4° afval, uitschot, schroot, materialen en materieel te storten, op te slaan of tentoon te stellen;

5° gier- of beerputten te maken;

6° een ophoging van meer dan een meter hoogte of een uitgraving van meer dan een meter diepte te maken.

Het is verboden om de onwettige situaties, vermeld in het eerste lid, te handhaven.

Art. 3. Het is verboden om in de eerste tien meter van de vrije stroken langs autosnelwegen hoogstammige bomen overeenkomstig artikel 4.2.1, 3°, VCRO te planten.

Het is verboden om in de eerste tien meter van de vrije stroken langs aansluitingscomplexen van autosnelwegen gewassen met een hoogte van meer dan een meter aan te planten.

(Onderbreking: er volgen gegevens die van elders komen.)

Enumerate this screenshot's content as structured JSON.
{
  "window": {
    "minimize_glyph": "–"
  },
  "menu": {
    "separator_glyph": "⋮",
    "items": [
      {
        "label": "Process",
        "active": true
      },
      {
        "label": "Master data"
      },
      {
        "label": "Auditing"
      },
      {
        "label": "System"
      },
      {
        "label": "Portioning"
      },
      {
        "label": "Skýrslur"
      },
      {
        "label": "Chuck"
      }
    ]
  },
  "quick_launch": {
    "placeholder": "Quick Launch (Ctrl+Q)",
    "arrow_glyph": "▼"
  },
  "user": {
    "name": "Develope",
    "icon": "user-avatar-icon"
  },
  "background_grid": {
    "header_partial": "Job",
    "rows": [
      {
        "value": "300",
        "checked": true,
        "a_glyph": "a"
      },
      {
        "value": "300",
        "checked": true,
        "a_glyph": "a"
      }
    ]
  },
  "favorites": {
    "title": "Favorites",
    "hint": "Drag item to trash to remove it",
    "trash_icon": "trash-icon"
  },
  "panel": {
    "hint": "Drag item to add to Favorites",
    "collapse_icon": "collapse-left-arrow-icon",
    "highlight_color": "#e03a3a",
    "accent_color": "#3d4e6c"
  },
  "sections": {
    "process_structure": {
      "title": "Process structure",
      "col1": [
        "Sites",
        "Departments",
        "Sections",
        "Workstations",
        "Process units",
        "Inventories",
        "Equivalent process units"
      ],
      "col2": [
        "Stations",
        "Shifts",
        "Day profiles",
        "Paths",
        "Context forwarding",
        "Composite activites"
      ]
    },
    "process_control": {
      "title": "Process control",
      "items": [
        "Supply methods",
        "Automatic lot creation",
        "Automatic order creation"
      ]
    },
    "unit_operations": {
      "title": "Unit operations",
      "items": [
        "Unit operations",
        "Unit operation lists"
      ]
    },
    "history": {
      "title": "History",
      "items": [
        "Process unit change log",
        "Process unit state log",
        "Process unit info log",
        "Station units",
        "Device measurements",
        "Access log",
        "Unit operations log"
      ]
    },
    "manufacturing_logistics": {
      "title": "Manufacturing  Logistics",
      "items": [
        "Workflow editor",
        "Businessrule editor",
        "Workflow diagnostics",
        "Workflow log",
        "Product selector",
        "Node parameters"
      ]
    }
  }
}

Bestaande hoogstammige bomen langs autosnelwegen, met uitzondering van hoogstammige bomen langs aansluitingscomplexen, kunnen in afwijking van het eerste lid behouden blijven.

Art. 4. Voorbij de tiende meter van de vrije stroken langs autosnelwegen kan de wegbeheerder afwijkingen van het verbod, vermeld in artikel 2, toestaan.

Art. 5. In de eerste tien meter van de vrije stroken langs autosnelwegen kan de Vlaamse minister, bevoegd voor het mobiliteitsbeleid, de openbare werken en het vervoer, afwijkingen van het verbod, vermeld in artikel 2, eerste lid, 1°, toestaan voor een van de volgende werkzaamheden als de gevraagde afwijkingen een doelstelling van algemeen belang dienen en het huidige beheer of de toekomstige ontwikkeling van de autosnelwegen niet belemmeren:

1° de aanleg van ondergrondse nutsleidingen als daarop geen aftakkingen gebeuren;

2° de aanleg van verkeers- en vervoersinfrastructuur en de aanhorigheden daarvan;

3° de plaatsing van gsm-pylonen of -antennes.

Art. 6. Als afwijkingen toegestaan worden conform artikel 4 en 5, kunnen voorwaarden opgelegd worden.

Art. 7. Als de wegbeheerder over een aanvraag van een omgevingsvergunning voor stedenbouwkundige handelingen of een omgevingsvergunning voor de verkaveling van gronden een gunstig advies uitbrengt, wordt dat beschouwd als een toegestane afwijking als vermeld in artikel 4.

Als de wegbeheerder persoonlijke of zakelijke rechten toestaat op zijn eigendom die binnen de vrije stroken langs de autosnelweg ligt, wordt dat beschouwd als een toegestane afwijking als vermeld in artikel 4.

Art. 8. In afwijking van artikel 2 kunnen onwettige situaties, die bestaan op het ogenblik van de inwerkingtreding van dit besluit, geregulariseerd worden. De eigenaar dient daarvoor binnen een jaar na de inwerkingtreding van dit besluit een aanvraag tot regularisatie in bij de wegbeheerder.

De regularisatie kan worden toegestaan onder de voorwaarden, vermeld in artikel 4 en 5.

Als de wegbeheerder een aanvraag tot regularisatie voor een onwettige situatie in de eerste tien meter van de vrije stroken ontvangt, bezorgt hij deze aanvraag aan de Vlaamse minister, bevoegd voor het mobiliteitsbeleid, de openbare werken en het vervoer.

Art. 9. Aan artikel 10, 5°, van het besluit van de Vlaamse Regering van 7 oktober 2005 tot oprichting van het intern verzelfstandigd agentschap zonder rechtspersoonlijkheid Agentschap Wegen en Verkeer worden de volgende wijzigingen aangebracht:

1° de zinsnede “artikel 2 van het koninklijk besluit van 4 juni 1958 betreffende de vrije stroken langs de autosnelwegen” wordt vervangen door de zinsnede “artikelen 4, 6 en 7 van het besluit van de Vlaamse Regering van 25 januari 2019 betreffende de vrije stroken langs de autosnelwegen”.

2° voor punt 5°, c) en d), die respectievelijk punt 5°, d) en e) worden, wordt een nieuw punt 5°, c) ingevoegd, dat luidt als volgt:

“5°, c) het regulariseren van onwettige situaties in de bouwvrije stroken langs de autosnelwegen overeenkomstig artikel 8 juncto artikel 4 van het besluit van de Vlaamse Regering van 25 januari 2019 betreffende de vrije stroken langs de autosnelwegen”.

Art. 10. Het koninklijk besluit van 4 juni 1958 betreffende de vrije stroken langs autosnelwegen, gewijzigd bij het koninklijk besluit van 11 oktober 1964 en bij de besluiten van de Vlaamse Regering van 7 oktober 2005, 14 november 2007 en 23 december 2011, wordt opgeheven.

Art. 11. De Vlaamse minister, bevoegd voor het mobiliteitsbeleid, de openbare werken en het vervoer, is belast met de uitvoering van dit besluit.